Always Choose a Rental Property
Investing in rental property is a great idea. Home prices are low and the interest rates are fantastic. Hence, now is the time to become a real-estate investor. Also, there are strong signs of recovery on the market as well. Yes, the value of houses is still dropping, but these prices are dropping much slower. For instance, in 2009, prices dropped by a total of $489 billion, a huge amount but only a drop in the ocean compared to 2008, when prices dropped by $3.6 trillion. It has been a long time since prices were this low and since borrowing was so cheap. Hence, the time for investing is now.
Tip 1 – Understand your Options
Different properties have different pros and cons. Hence, what sort of strategy best fits you is the first question you have to answer. You could become a landlord, or you could restore and sell properties.
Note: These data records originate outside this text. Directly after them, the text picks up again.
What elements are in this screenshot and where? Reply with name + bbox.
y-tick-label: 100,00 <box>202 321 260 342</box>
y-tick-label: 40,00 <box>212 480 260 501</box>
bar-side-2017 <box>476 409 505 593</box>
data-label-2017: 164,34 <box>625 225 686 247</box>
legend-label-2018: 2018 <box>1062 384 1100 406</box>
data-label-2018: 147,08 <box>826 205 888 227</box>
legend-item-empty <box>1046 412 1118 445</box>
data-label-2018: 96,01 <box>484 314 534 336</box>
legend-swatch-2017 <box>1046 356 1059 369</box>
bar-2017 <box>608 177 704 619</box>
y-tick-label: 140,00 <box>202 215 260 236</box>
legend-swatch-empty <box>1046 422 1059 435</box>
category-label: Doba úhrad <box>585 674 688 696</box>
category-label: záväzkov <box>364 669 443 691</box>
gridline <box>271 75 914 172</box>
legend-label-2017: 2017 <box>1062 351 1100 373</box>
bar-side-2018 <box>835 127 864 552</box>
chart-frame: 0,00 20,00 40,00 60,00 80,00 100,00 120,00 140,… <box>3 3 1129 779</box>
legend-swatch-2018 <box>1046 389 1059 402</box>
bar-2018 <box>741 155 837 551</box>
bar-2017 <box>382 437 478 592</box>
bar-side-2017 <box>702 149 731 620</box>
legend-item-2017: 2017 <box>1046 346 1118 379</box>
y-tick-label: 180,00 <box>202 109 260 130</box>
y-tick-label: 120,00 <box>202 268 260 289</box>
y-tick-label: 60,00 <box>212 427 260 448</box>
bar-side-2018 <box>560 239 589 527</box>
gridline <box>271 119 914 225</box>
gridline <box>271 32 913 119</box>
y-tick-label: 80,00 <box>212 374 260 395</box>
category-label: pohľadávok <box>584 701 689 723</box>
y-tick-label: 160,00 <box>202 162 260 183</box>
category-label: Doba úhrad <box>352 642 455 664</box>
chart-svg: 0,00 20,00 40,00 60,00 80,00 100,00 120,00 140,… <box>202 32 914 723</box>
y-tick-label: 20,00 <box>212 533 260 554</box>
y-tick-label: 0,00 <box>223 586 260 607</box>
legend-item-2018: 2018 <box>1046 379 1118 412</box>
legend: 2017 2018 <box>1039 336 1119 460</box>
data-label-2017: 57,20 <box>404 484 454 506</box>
Perhaps you want to buy apartments or commercial real estate, or may you want residential properties, or even land development. It is all about understanding your strategies.
Tip 2 – Partner with Someone with Experience
If this is your first time investing in property, make sure you work with a respectable realtor who has proven experience in property deals. They can help you find the best properties and will continue to do business with you even after you have chosen your property. They can teach you about investment and property management alike.
You don’t have to work with other investors if you don’t want to, but having conversations with them is always useful. They can warn you about common pitfalls and challenges that they face. Take the time to find out what sort of landlords and investors operate in your area and have meetings with them to learn from their trade.
Tip 3 – Location, Location, Location
If you want to purchase a property and rent it out afterwards, you have to consider the location. The best homes are those in densely populated areas, or in those areas that have high rents. Do not look at rural properties with low populations, as it will be very hard to find a renter. Try to find homes with more than one bedroom and preferably more than one bathroom. Check on the crime rate in the area as well, as this is something that renters look into and base quite a bit of their choice on. Tenants like to live somewhere safe, so low crime rates are fantastic selling points. Other attractive points include being near a mall, public transport networks and other amenities such as schools and sports facilities. Remember, the more that is around the property that people can use, the more desirable it will be.
Tip 4 – Have the Money Ready
Before you start looking, start to speak to a financial planner or a potential lender. You have to make sure you have the assets available to deal with the ups and downs that investors have to deal with. You are likely to want to rent the property out, but that doesn’t mean your property will never be vacant. Try to save up at least six mortgage payments, so that you have that safety net available. You also need the money available to deal with any repairs that the property may need every once in a while.
Tip 5 – Have a Support Cast
You have to be ready at all times for any eventuality. Don’t wait for your property to break before you start to look for a builder. Have a network of maintenance people on file for any challenge that can happen, so that you always have the right people at your beck and call. Build a relationship with a lawyer as well, just in case you have legal issues with your tenants. You also need an accountant to deal with all the financial aspects, including taxes.
Remember that a real estate investing opportunity is very different from buying a home for yourself. There are certain risks involved that you have to be able to deal with. It is also very different in terms of finding the property, as you don’t need to build an emotional bond with your property.